Argentina Staggers to Another IMF Agreement
Argentina’s people must decide what kind of future they want and what they are prepared to endure to get it.
Local commentators noted that the search for political support in the United States was, at best oddly timed. It came after Argentina’s ambassador to Nicaragua participated in Daniel Ortega’s inauguration, sharing a stage with a senior Iranian official who has been the object of an Argentine Interpol request for his detention in connection with the AMIA bombing. It also came ahead of planned trips by Fernandez to Moscow and Beijing.
All of this maneuvering, of course, reflected an exaggerated view of where Argentina figures in U.S. interests. Blinken went from his meeting with the Argentine foreign minister to fly to Kyiv to deal with the Russia-Ukraine crisis. It is doubtful that he seriously challenged the lead that Treasury normally has in crafting U.S. positions at the IMF. And although its debt crisis commanded headlines in Buenos Aires, it received relatively little attention in mainstream U.S. media or in Congress.
So, what is the agreement’s significance? Details are still coming out, and a final text is still being negotiated. The payments on Argentina’s enormous debt to the IMF will be stretched out, with payment to conclude by 2032 instead of 2024 as things stand now (though one big payment of 720 million dollars that’s now due is being made). Fernandez claims that no “adjustment” which would derail Argentina’s recovery from the Covid-impacted recession will be imposed in return. No large “maxi-devaluation” approach is required, nor reform to the labor or pension system.
But the primary deficit, expected to come in 2.5 percent of gross domestic product in 2022, is to drop to 1.9 percent in 2023 and 0.9 percent by 2024. Presumably, there would be a zero deficit by 2025 or 2026. But such a feat cannot be accomplished without restraint in issuing large amounts of domestic currency, a policy which has allowed it to maintain spending thus far, at the price of high inflation and raiding central bank reserves. The IMF also wants Argentina to unwind its costly program of energy subsidies.
The agreement will probably be viewed on Wall Street as, “light” or at best, minimally credible. But the IMF doubtless has been conflicted in its decisionmaking. On the one hand, no long-range benefit can come from agreeing to a plan which just buys Argentina time but does nothing more to attack systemic issues. But on the other hand, pushing Argentina into default would have damaged the IMF’s accounts as it would be forced to book a big loss. And, of course, its reason to exist is to salvage countries’ economies, not to grind them into the dust. And ironically, with inflation running ahead of salaries despite governmental efforts to control prices, something of an adjustment is taking place whether planned or not (especially to pensions).

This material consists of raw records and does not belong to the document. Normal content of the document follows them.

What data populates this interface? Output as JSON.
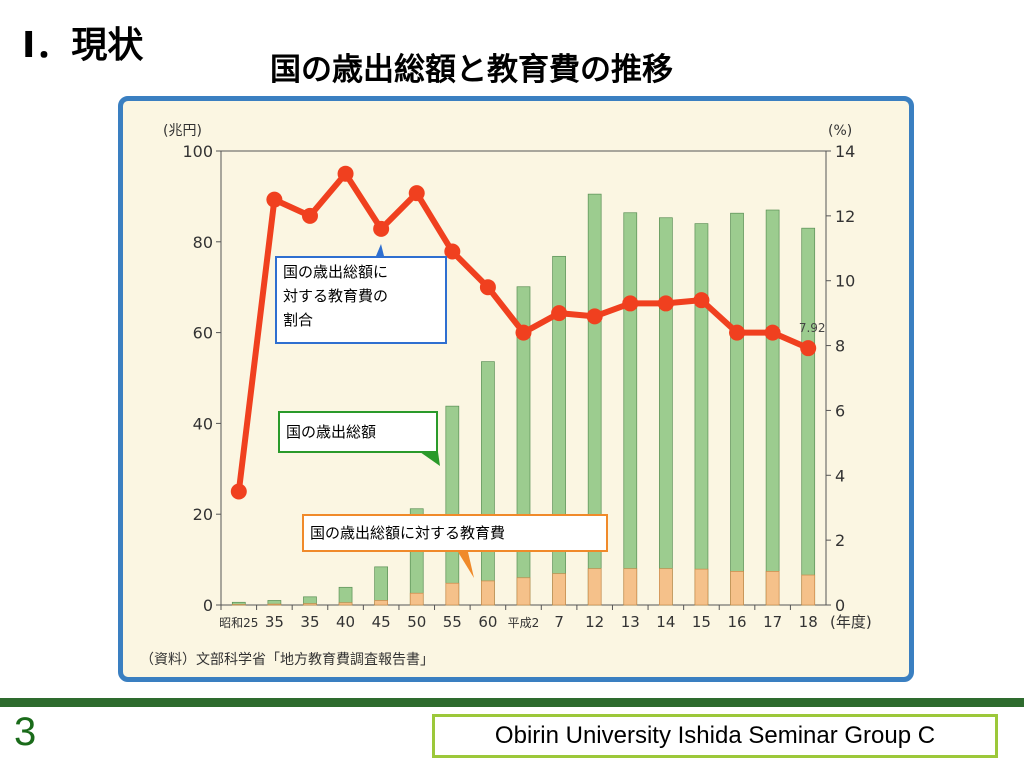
{
  "slide": {
    "section_title": "Ⅰ．現状",
    "title": "国の歳出総額と教育費の推移",
    "page_number": "3",
    "footer": "Obirin University Ishida Seminar Group C"
  },
  "callouts": {
    "ratio": [
      "国の歳出総額に",
      "対する教育費の",
      "割合"
    ],
    "total": "国の歳出総額",
    "education": "国の歳出総額に対する教育費"
  },
  "chart_data": {
    "type": "bar",
    "left_axis_unit": "(兆円)",
    "right_axis_unit": "(%)",
    "x_axis_unit": "(年度)",
    "source": "（資料）文部科学省「地方教育費調査報告書」",
    "categories": [
      "昭和25",
      "35",
      "35",
      "40",
      "45",
      "50",
      "55",
      "60",
      "平成2",
      "7",
      "12",
      "13",
      "14",
      "15",
      "16",
      "17",
      "18"
    ],
    "ylim_left": [
      0,
      100
    ],
    "yticks_left": [
      "0",
      "20",
      "40",
      "60",
      "80",
      "100"
    ],
    "ylim_right": [
      0,
      14
    ],
    "yticks_right": [
      "0",
      "2",
      "4",
      "6",
      "8",
      "10",
      "12",
      "14"
    ],
    "series": [
      {
        "name": "国の歳出総額",
        "kind": "bar",
        "color": "#9ccc8f",
        "values": [
          0.6,
          1.0,
          1.8,
          3.9,
          8.4,
          21.2,
          43.8,
          53.6,
          70.1,
          76.8,
          90.5,
          86.4,
          85.3,
          84.0,
          86.3,
          87.0,
          83.0
        ]
      },
      {
        "name": "国の歳出総額に対する教育費",
        "kind": "bar",
        "color": "#f5c18a",
        "values": [
          0.1,
          0.2,
          0.3,
          0.5,
          1.0,
          2.6,
          4.8,
          5.3,
          6.0,
          6.9,
          8.0,
          8.0,
          8.0,
          7.9,
          7.4,
          7.4,
          6.6
        ]
      },
      {
        "name": "国の歳出総額に対する教育費の割合",
        "kind": "line",
        "color": "#f0401f",
        "axis": "right",
        "values": [
          3.5,
          12.5,
          12.0,
          13.3,
          11.6,
          12.7,
          10.9,
          9.8,
          8.4,
          9.0,
          8.9,
          9.3,
          9.3,
          9.4,
          8.4,
          8.4,
          7.92
        ]
      }
    ],
    "annotations": [
      "7.92"
    ]
  },
  "colors": {
    "frame_border": "#3a7fc1",
    "plot_bg": "#fbf6e2",
    "line": "#f0401f",
    "footer_border": "#9cc83a",
    "bottom_bar": "#2e6b2e"
  }
}
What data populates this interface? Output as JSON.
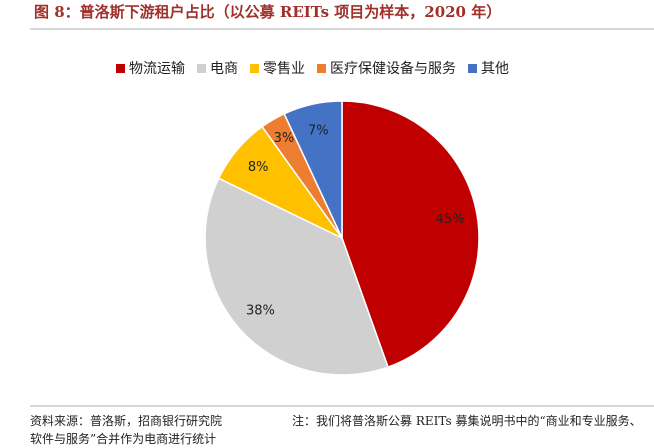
{
  "chart_data": {
    "type": "pie",
    "title": "图 8：普洛斯下游租户占比（以公募 REITs 项目为样本，2020 年）",
    "categories": [
      "物流运输",
      "电商",
      "零售业",
      "医疗保健设备与服务",
      "其他"
    ],
    "values": [
      45,
      38,
      8,
      3,
      7
    ],
    "value_labels": [
      "45%",
      "38%",
      "8%",
      "3%",
      "7%"
    ],
    "colors": [
      "#c00000",
      "#d0d0d0",
      "#ffc000",
      "#ed7d31",
      "#4472c4"
    ],
    "legend": "top",
    "source": "资料来源：普洛斯，招商银行研究院",
    "note": "注：我们将普洛斯公募 REITs 募集说明书中的“商业和专业服务、软件与服务”合并作为电商进行统计"
  }
}
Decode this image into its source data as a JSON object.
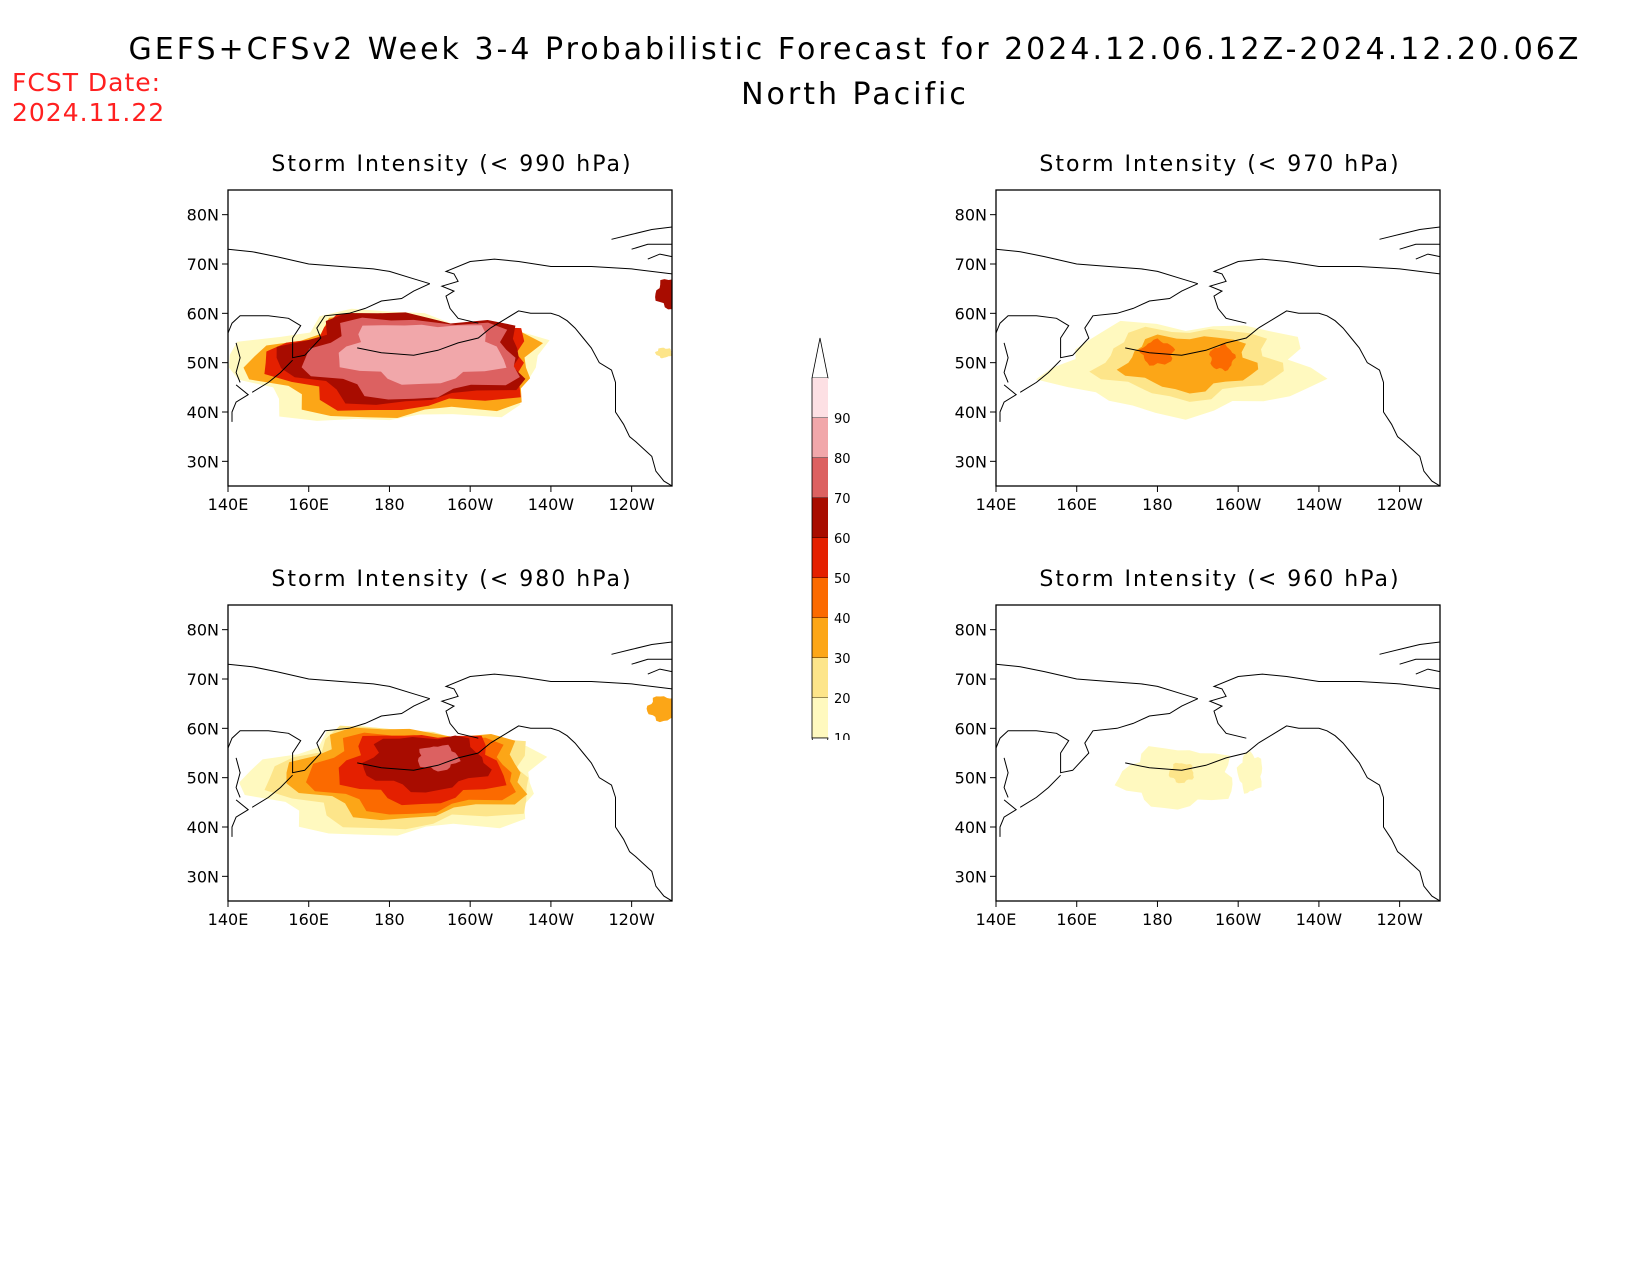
{
  "header": {
    "title": "GEFS+CFSv2 Week 3-4 Probabilistic Forecast for 2024.12.06.12Z-2024.12.20.06Z",
    "subtitle": "North Pacific",
    "fcst_label": "FCST Date:",
    "fcst_date": "2024.11.22"
  },
  "axes": {
    "lat_labels": [
      "80N",
      "70N",
      "60N",
      "50N",
      "40N",
      "30N"
    ],
    "lon_labels": [
      "140E",
      "160E",
      "180",
      "160W",
      "140W",
      "120W"
    ]
  },
  "panels": [
    {
      "id": "p990",
      "title": "Storm Intensity (< 990 hPa)"
    },
    {
      "id": "p970",
      "title": "Storm Intensity (< 970 hPa)"
    },
    {
      "id": "p980",
      "title": "Storm Intensity (< 980 hPa)"
    },
    {
      "id": "p960",
      "title": "Storm Intensity (< 960 hPa)"
    }
  ],
  "colorbar": {
    "levels": [
      "10",
      "20",
      "30",
      "40",
      "50",
      "60",
      "70",
      "80",
      "90"
    ],
    "colors": [
      "#fff9bf",
      "#fde58a",
      "#fca617",
      "#fb6a00",
      "#e42000",
      "#a80c00",
      "#dc6161",
      "#f1a7aa",
      "#fde0e4",
      "#ffffff"
    ]
  },
  "chart_data": [
    {
      "type": "heatmap",
      "title": "Storm Intensity (< 990 hPa)",
      "blobs": [
        {
          "level": 1,
          "lon": 180,
          "lat": 49,
          "rlon": 38,
          "rlat": 11
        },
        {
          "level": 3,
          "lon": 182,
          "lat": 49,
          "rlon": 35,
          "rlat": 10
        },
        {
          "level": 5,
          "lon": 183,
          "lat": 50,
          "rlon": 32,
          "rlat": 9.5
        },
        {
          "level": 6,
          "lon": 184,
          "lat": 51,
          "rlon": 30,
          "rlat": 9
        },
        {
          "level": 7,
          "lon": 186,
          "lat": 51,
          "rlon": 26,
          "rlat": 8
        },
        {
          "level": 8,
          "lon": 188,
          "lat": 52,
          "rlon": 20,
          "rlat": 6
        },
        {
          "level": 6,
          "lon": 250,
          "lat": 64,
          "rlon": 4,
          "rlat": 3
        },
        {
          "level": 2,
          "lon": 248,
          "lat": 52,
          "rlon": 2,
          "rlat": 1
        }
      ]
    },
    {
      "type": "heatmap",
      "title": "Storm Intensity (< 970 hPa)",
      "blobs": [
        {
          "level": 1,
          "lon": 187,
          "lat": 49,
          "rlon": 32,
          "rlat": 9
        },
        {
          "level": 2,
          "lon": 188,
          "lat": 50,
          "rlon": 22,
          "rlat": 7
        },
        {
          "level": 3,
          "lon": 188,
          "lat": 50,
          "rlon": 16,
          "rlat": 5.5
        },
        {
          "level": 4,
          "lon": 180,
          "lat": 52,
          "rlon": 4,
          "rlat": 2.5
        },
        {
          "level": 4,
          "lon": 196,
          "lat": 51,
          "rlon": 3,
          "rlat": 2.5
        }
      ]
    },
    {
      "type": "heatmap",
      "title": "Storm Intensity (< 980 hPa)",
      "blobs": [
        {
          "level": 1,
          "lon": 182,
          "lat": 49,
          "rlon": 36,
          "rlat": 10.5
        },
        {
          "level": 2,
          "lon": 184,
          "lat": 50,
          "rlon": 32,
          "rlat": 10
        },
        {
          "level": 3,
          "lon": 185,
          "lat": 51,
          "rlon": 29,
          "rlat": 9
        },
        {
          "level": 4,
          "lon": 186,
          "lat": 51,
          "rlon": 25,
          "rlat": 8
        },
        {
          "level": 5,
          "lon": 188,
          "lat": 52,
          "rlon": 20,
          "rlat": 7
        },
        {
          "level": 6,
          "lon": 189,
          "lat": 53,
          "rlon": 15,
          "rlat": 5.5
        },
        {
          "level": 7,
          "lon": 192,
          "lat": 54,
          "rlon": 5,
          "rlat": 2.5
        },
        {
          "level": 3,
          "lon": 248,
          "lat": 64,
          "rlon": 4,
          "rlat": 2.5
        }
      ]
    },
    {
      "type": "heatmap",
      "title": "Storm Intensity (< 960 hPa)",
      "blobs": [
        {
          "level": 1,
          "lon": 185,
          "lat": 50,
          "rlon": 14,
          "rlat": 6
        },
        {
          "level": 1,
          "lon": 203,
          "lat": 51,
          "rlon": 3,
          "rlat": 4
        },
        {
          "level": 2,
          "lon": 186,
          "lat": 51,
          "rlon": 3,
          "rlat": 2
        }
      ]
    }
  ]
}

Will the plan stick? The IMF will be monitoring Argentina’s performance closely with quarterly reviews. Obviously, there are variables outside of Argentina’s control—commodity prices, Covid-19, the global economy—which can affect its performance. But there is a political dimension as well. Fernandez, who doubtless wants to be reelected, has only partially managed to push the pain of deficit reduction beyond the November 2023 elections. Some will come earlier, and the closer he gets to that date the greater the temptation will be to ramp up spending despite IMF auditors closely watching him.
The broader question is: how much will does Argentina’s battered public have to accept some more present pain for future gain? There are few grounds for optimism from the bombast and maneuvering of their politicians. But a hopeful sign can be found in last November’s midterm elections. This is not so much that the opposition did well, but that the public rejected the Peronist coalition’s blatant use of its traditional electoral tactics of spreading money around in ways which varied from food parcels in poor neighborhoods to free class trips for graduating high students; an indication that the people may want more than politics as usual.
Of course, it is easy to prescribe austerity from the offices of the IMF, or the U.S. Treasury, or for that matter from a think tank. In the end, Argentina’s people must decide what kind of future they want and what they are prepared to endure to get it.
Richard M. Sanders is a Global Fellow of the Woodrow Wilson International Center for Scholars. Formerly a member of the Senior Foreign Service of the U.S. Department of State, he served as Argentina desk officer from 1997 to 1999 and as Director of the Office of Brazilian and Southern Cone Affairs from 2013 to 2016.